Mehr zu René Pollesch im nachtkritik.de-Glossar. Pollesch-Star Martin Wuttke spielte am Burgtheater zuletzt in Das Begräbnis von Thomas Vinterberg.

 

Kritikenrundschau

"Peking Opel ist eine Happy Hour (eigentlich eineinhalb), die auf die ziemlich ansprechendste Art, die Theater so zu bieten hat, zum Nichtverstehen einlädt", fasst Margarete Affenzeller den Abend im Wiener Standard (1.06.2010) zusammen. Polleschs Theaorie- und Reflexionsmaterial, in früheren Arbeiten in großen Mengen direct importiert, werde zunehmend ausagiert: Die Schauspieler fallen regelmäßig aus ihren Rollen. Dahinter stecke "harsche Repräsentationskritik".

"Warum sieht man sich Uraufführungen von René Pollesch an?", fragt Norbert Mayer in Die Presse (1.06.2010), um dann die Unfertigkeit des Abends zu geißeln und festzustellen: "Ein großer Wurf war's aber nicht, selbst wenn einiges geboten wurde". Mayer befindet, dass Pollesch in der Krise stecke, muss aber zugeben: "Es ist tatsächlich ein Spaß, diese dadaistische Endlosschleife anzuhören. In der letzten halben Stunde wird sie aus nicht nachzuvollziehenden Gründen als lange Bettgeschichte sogar noch spannend."

"Fertig waren nach eineinhalb Stunden ,Peking Opel' (…) nur die Schauspieler", kalauert Michaela Mottinger im Kurier (1.06.2010) und kritisiert die Textunsicherheit von Volker Spengler und Marc Hosemann: "Da griff selbst der alte Pollesch-Schmäh, der jeden Verhaspler als konsequent Freud'schen Versprecher bejuxt, nicht mehr." Alter Egos des Autors seien die Figuren mehr noch als sonst; die Schauspieler agieren "entlang am Nervenzusammenbruch", ausführlich preist sie Martin Wuttke. Letztlich scheint sich auch Mottinger amüsiert zu haben: "Wenn demnächst alle ihren Text können, wird das ein Super-Abend."

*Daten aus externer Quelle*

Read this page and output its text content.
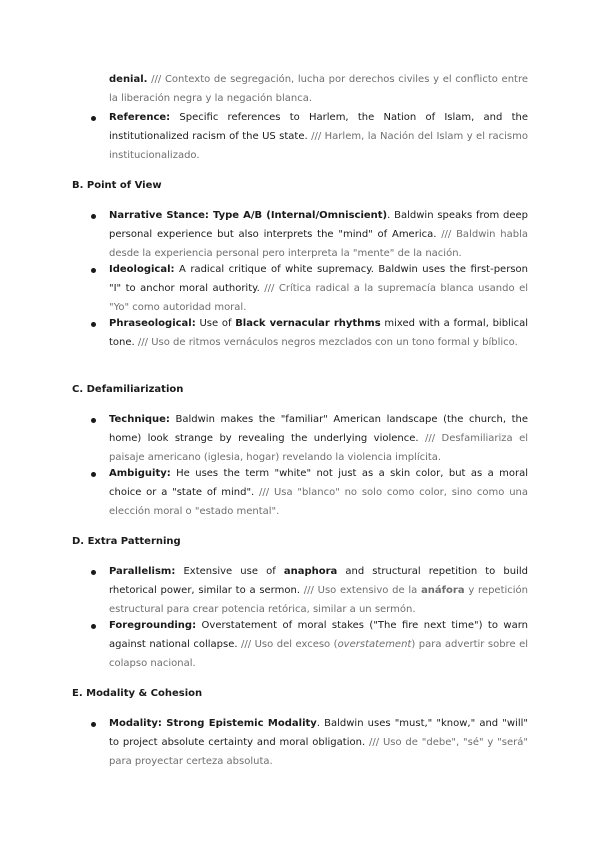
denial. /// Contexto de segregación, lucha por derechos civiles y el conflicto entre la liberación negra y la negación blanca.
Reference: Specific references to Harlem, the Nation of Islam, and the institutionalized racism of the US state. /// Harlem, la Nación del Islam y el racismo institucionalizado.
B. Point of View
Narrative Stance: Type A/B (Internal/Omniscient). Baldwin speaks from deep personal experience but also interprets the "mind" of America. /// Baldwin habla desde la experiencia personal pero interpreta la "mente" de la nación.
Ideological: A radical critique of white supremacy. Baldwin uses the first-person "I" to anchor moral authority. /// Crítica radical a la supremacía blanca usando el "Yo" como autoridad moral.
Phraseological: Use of Black vernacular rhythms mixed with a formal, biblical tone. /// Uso de ritmos vernáculos negros mezclados con un tono formal y bíblico.
C. Defamiliarization
Technique: Baldwin makes the "familiar" American landscape (the church, the home) look strange by revealing the underlying violence. /// Desfamiliariza el paisaje americano (iglesia, hogar) revelando la violencia implícita.
Ambiguity: He uses the term "white" not just as a skin color, but as a moral choice or a "state of mind". /// Usa "blanco" no solo como color, sino como una elección moral o "estado mental".
D. Extra Patterning
Parallelism: Extensive use of anaphora and structural repetition to build rhetorical power, similar to a sermon. /// Uso extensivo de la anáfora y repetición estructural para crear potencia retórica, similar a un sermón.
Foregrounding: Overstatement of moral stakes ("The fire next time") to warn against national collapse. /// Uso del exceso (overstatement) para advertir sobre el colapso nacional.
E. Modality & Cohesion
Modality: Strong Epistemic Modality. Baldwin uses "must," "know," and "will" to project absolute certainty and moral obligation. /// Uso de "debe", "sé" y "será" para proyectar certeza absoluta.
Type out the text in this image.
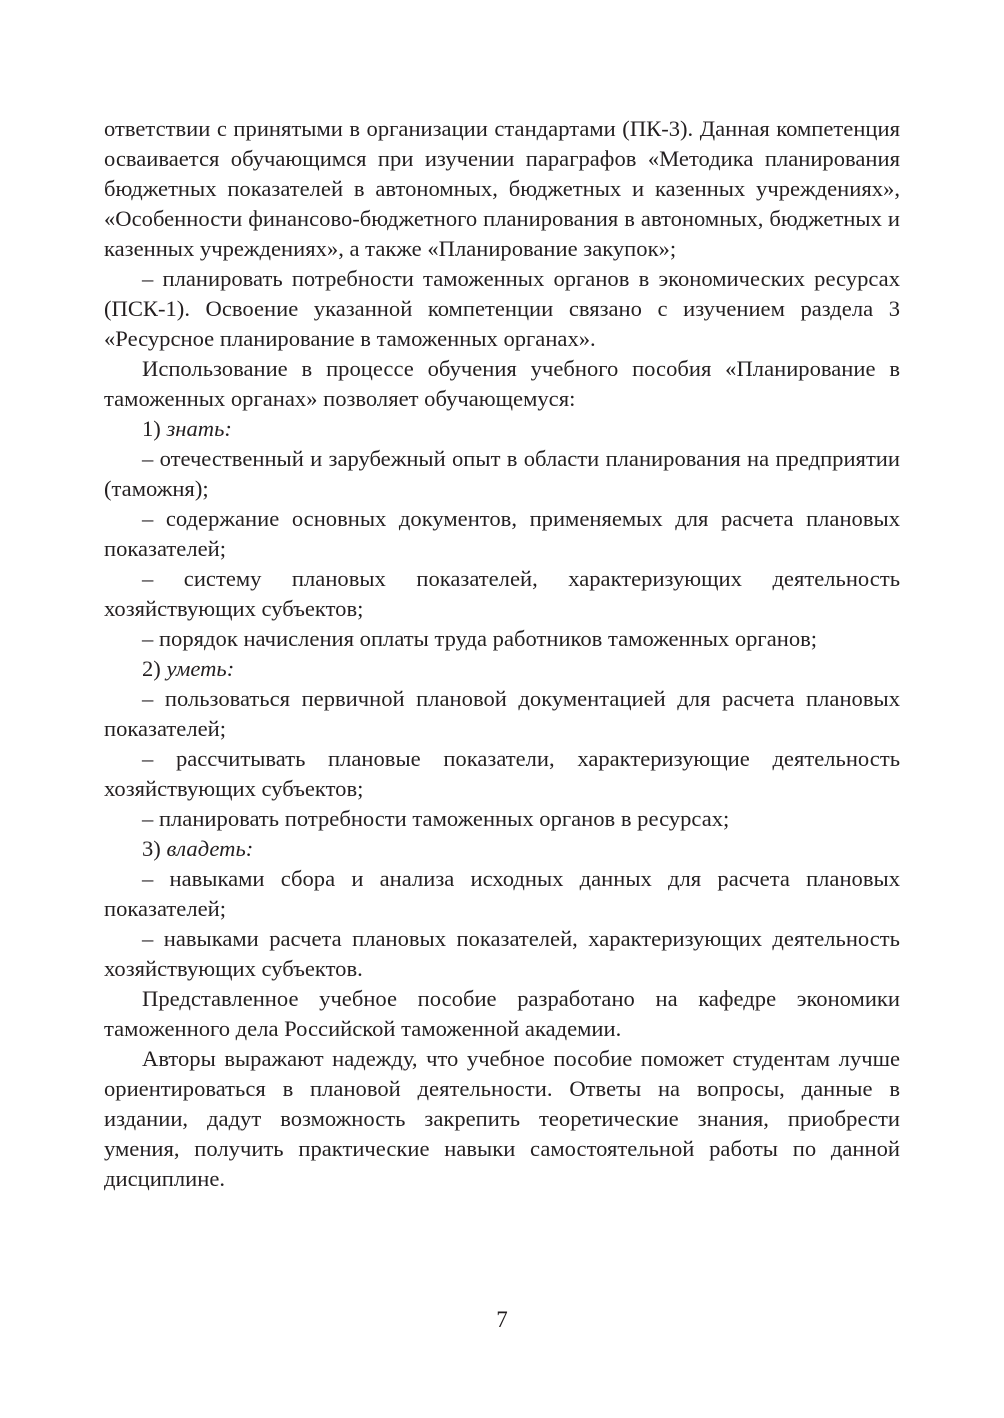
ответствии с принятыми в организации стандартами (ПК-3). Данная компетенция осваивается обучающимся при изучении параграфов «Методика планирования бюджетных показателей в автономных, бюджетных и казенных учреждениях», «Особенности финансово-бюджетного планирования в автономных, бюджетных и казенных учреждениях», а также «Планирование закупок»;

– планировать потребности таможенных органов в экономических ресурсах (ПСК-1). Освоение указанной компетенции связано с изучением раздела 3 «Ресурсное планирование в таможенных органах».

Использование в процессе обучения учебного пособия «Планирование в таможенных органах» позволяет обучающемуся:

1) знать:

– отечественный и зарубежный опыт в области планирования на предприятии (таможня);

– содержание основных документов, применяемых для расчета плановых показателей;

– систему плановых показателей, характеризующих деятельность хозяйствующих субъектов;

– порядок начисления оплаты труда работников таможенных органов;

2) уметь:

– пользоваться первичной плановой документацией для расчета плановых показателей;

– рассчитывать плановые показатели, характеризующие деятельность хозяйствующих субъектов;

– планировать потребности таможенных органов в ресурсах;

3) владеть:

– навыками сбора и анализа исходных данных для расчета плановых показателей;

– навыками расчета плановых показателей, характеризующих деятельность хозяйствующих субъектов.

Представленное учебное пособие разработано на кафедре экономики таможенного дела Российской таможенной академии.

Авторы выражают надежду, что учебное пособие поможет студентам лучше ориентироваться в плановой деятельности. Ответы на вопросы, данные в издании, дадут возможность закрепить теоретические знания, приобрести умения, получить практические навыки самостоятельной работы по данной дисциплине.

7
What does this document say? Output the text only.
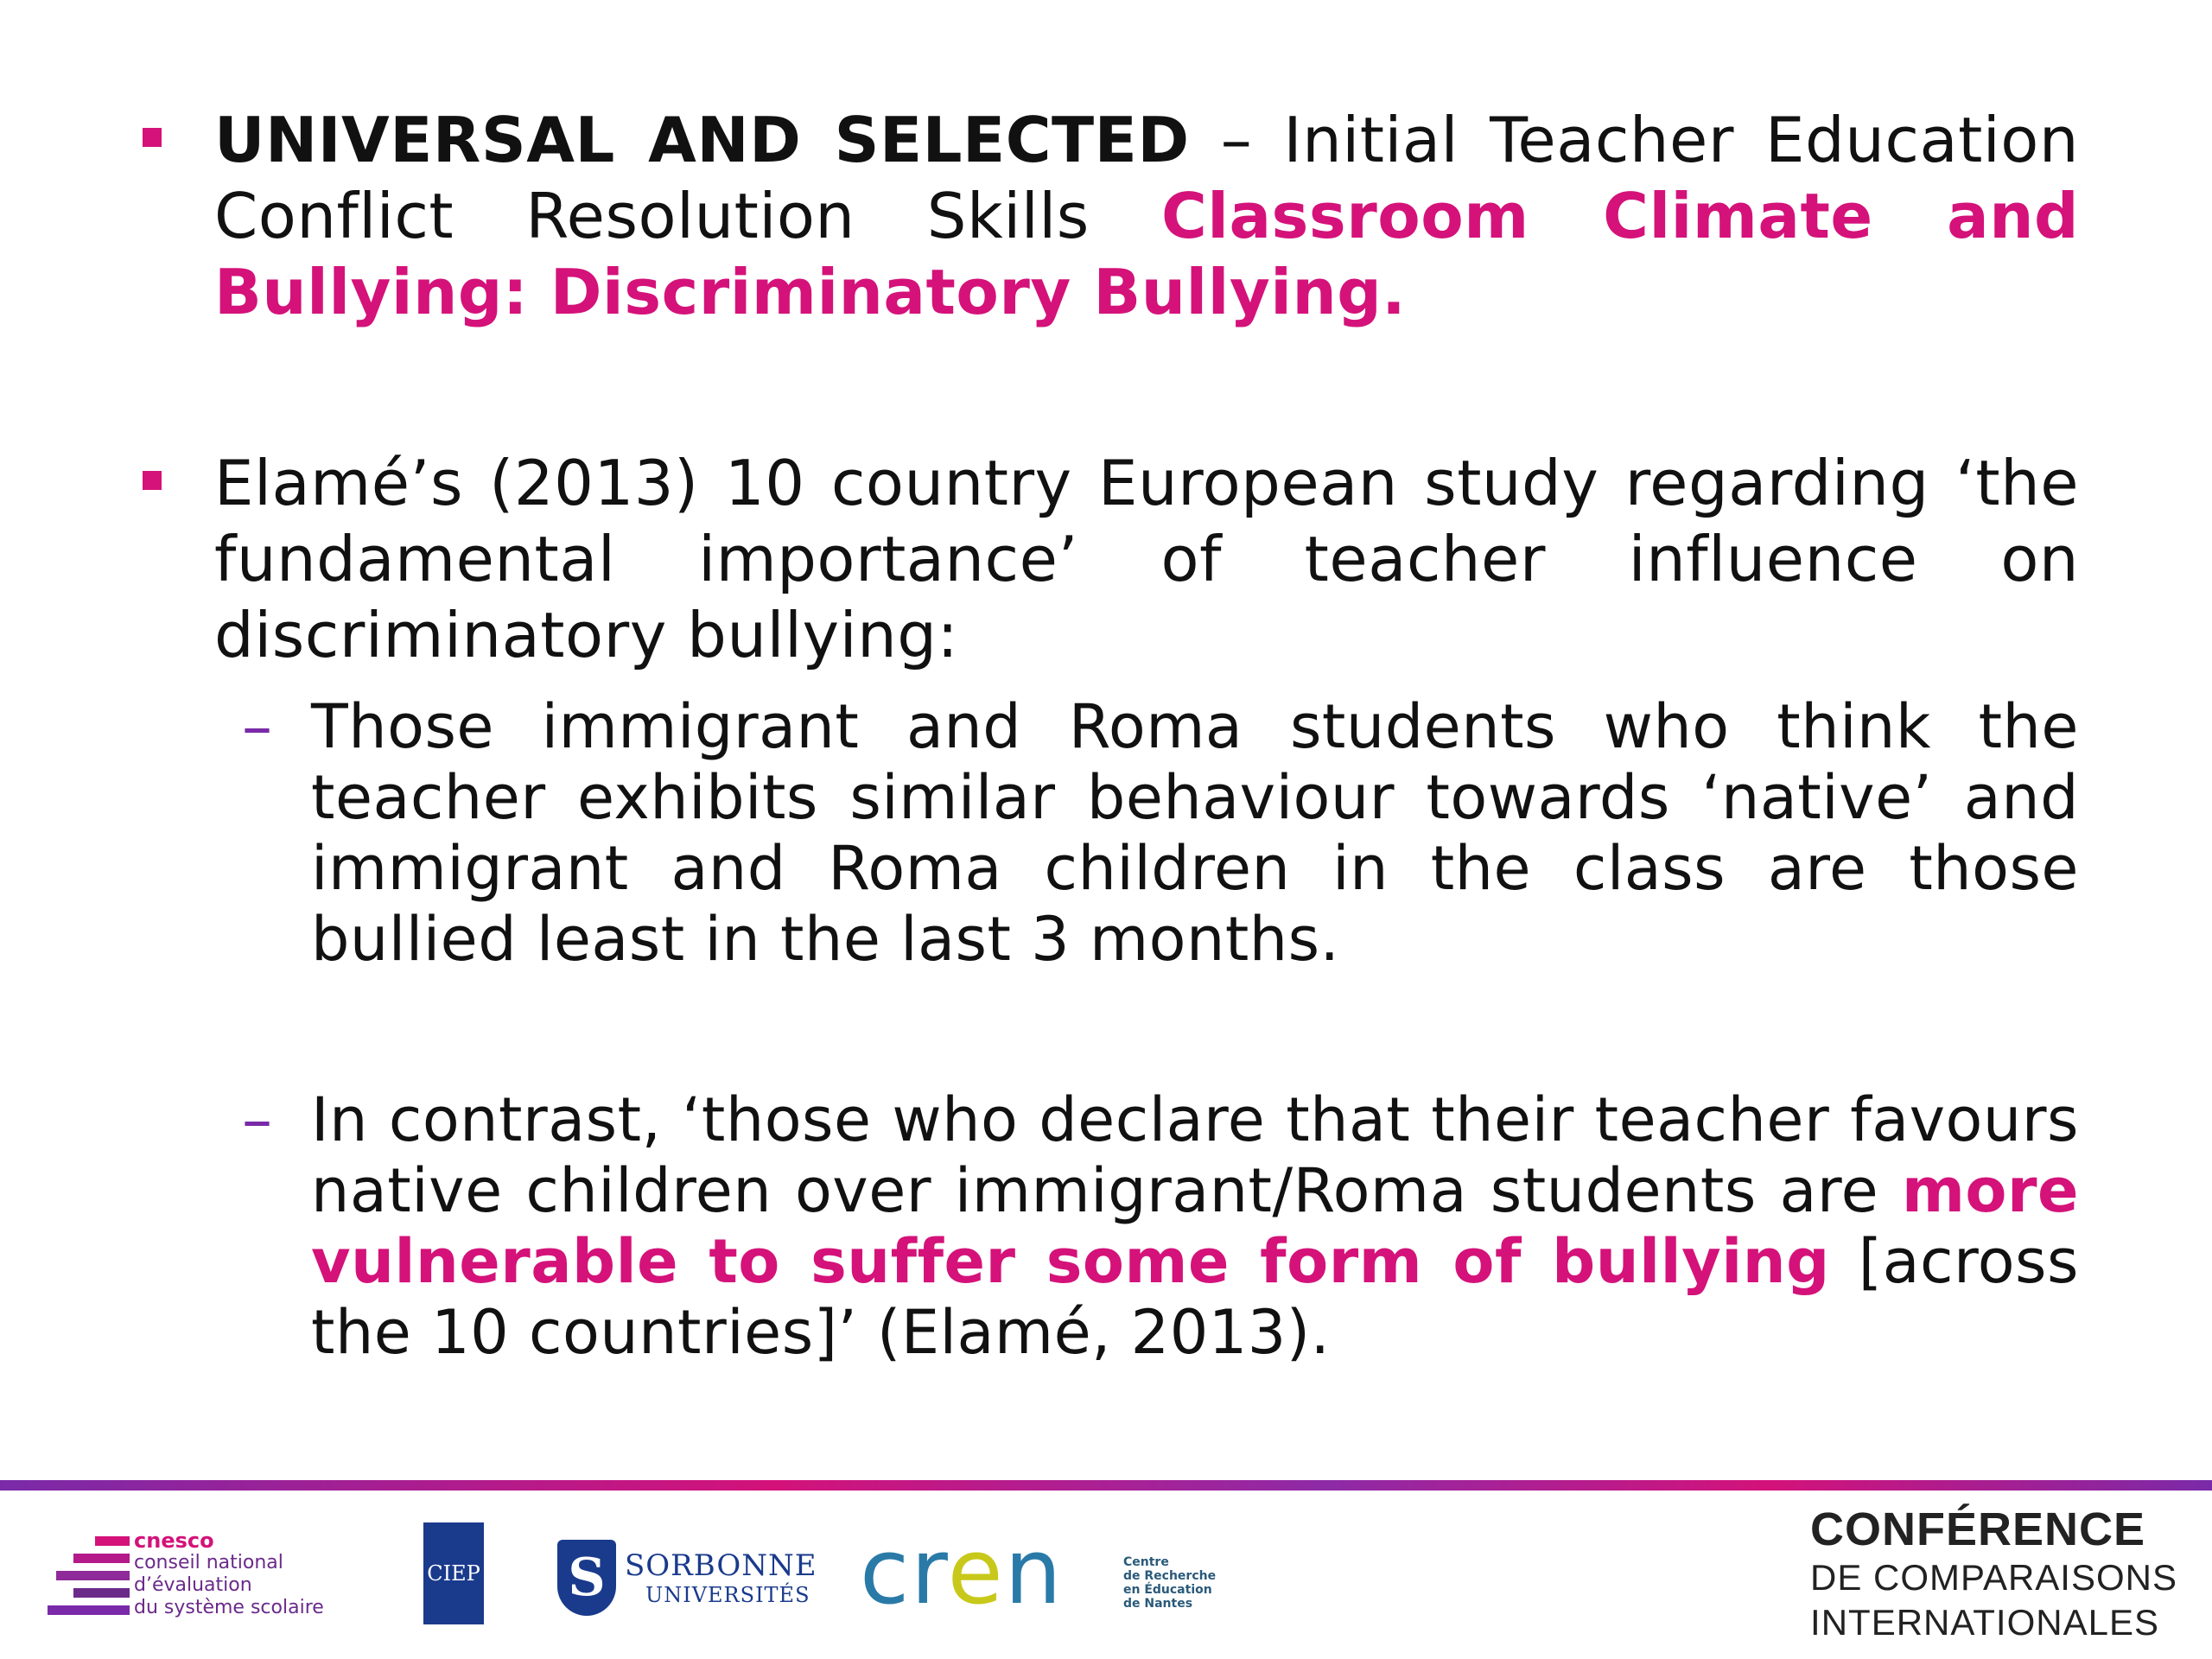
UNIVERSAL AND SELECTED – Initial Teacher Education Conflict Resolution Skills Classroom Climate and Bullying: Discriminatory Bullying.
Elamé’s (2013) 10 country European study regarding ‘the fundamental importance’ of teacher influence on discriminatory bullying:
– Those immigrant and Roma students who think the teacher exhibits similar behaviour towards ‘native’ and immigrant and Roma children in the class are those bullied least in the last 3 months.
– In contrast, ‘those who declare that their teacher favours native children over immigrant/Roma students are more vulnerable to suffer some form of bullying [across the 10 countries]’ (Elamé, 2013).
cnesco
conseil national
d’évaluation
du système scolaire
CIEP S SORBONNE
UNIVERSITÉS cren	Centre
de Recherche
en Éducation
de Nantes
CONFÉRENCE
DE COMPARAISONS
INTERNATIONALES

Ein typischer Pollesch, befindet Judith Schmitzberger in der Wiener Zeitung (1.06.2010), "inklusive Spielräumen hinter der Bühne samt Video-Übertragung, sich wiederholenden, mäandernden Textblöcken, latenter emotionale Aufgebrachtheit und tragikomischem Slapstick". Pollesch befasse sich mit der Frage nach Kommunikation und Autorschaft, "bei der es immer wichtiger wird, wer etwas gesagt hat und nicht mehr, was es eigentlich war." Schmitzberger resümiert: "Ein dichter, komplexer Abend, der nachwirkt. Und dessen kritische Schärfe und Sinn erst allmählich aus dem scheinbaren Unsinn heraussickern."

“Wieder klappert die Wortmühle am rauschenden Bach des Diskurses”, beobachtet Ulrich Weinzierl in der Welt (1.06.2010). “Diesmal fließt, beziehungsweise rast er durchs Wiener Akademietheater. Gerne würde man sagen: Es reicht!” Aber so ganz kann sich Weinzierl dem Charme des Abends nicht entziehen: Nach halbstündiger Verzögerung erlebt er “einen Hexenkessel des hellsten Wahns, hinter dem listige Intelligenz hervorblitzt.”

Stephan Hilpold schreibt in der Frankfurter Rundschau (2.6.2010): Hollywood und René Pollesch teilten die Leidenschaft für die "große Emotion", die sich bei Pollesch schon lange in "pure Hysterie" verwandelt habe. Worum sich die Erregung in "Peking Opel" drehe, sei "so genau" nicht zu sagen. "Um fehlende Inspiration, um die verschwindende Muse, die Wahrheit in der Sprache, die tagtägliche Lüge." Man könnte es auch "das Pollesch-Problem" nennen, eine "Abwandlung des Adorno-Problems: Wie führe ich ein richtiges Leben im falschen?" In Wien schnurre die "Pollesch-Maschinerie" in "vielen Momenten" zwar "herrlich" vor sich hin, hätte aber mehr Öl, sprich Proben vertragen. Im Zentrum des Abends stehe der "grandiose Martin Wuttke". Er funktioniere wie "ein Durchlauferhitzer, aus dem sich Slapstick, Alltagskonversation und Theoriegebrabbel brühend heiß ergießt". Seine Kompagnons auf der Bühne täten sich da schwerer, "die wahnwitzigen Erregungsmomente" erreichten sie nur selten.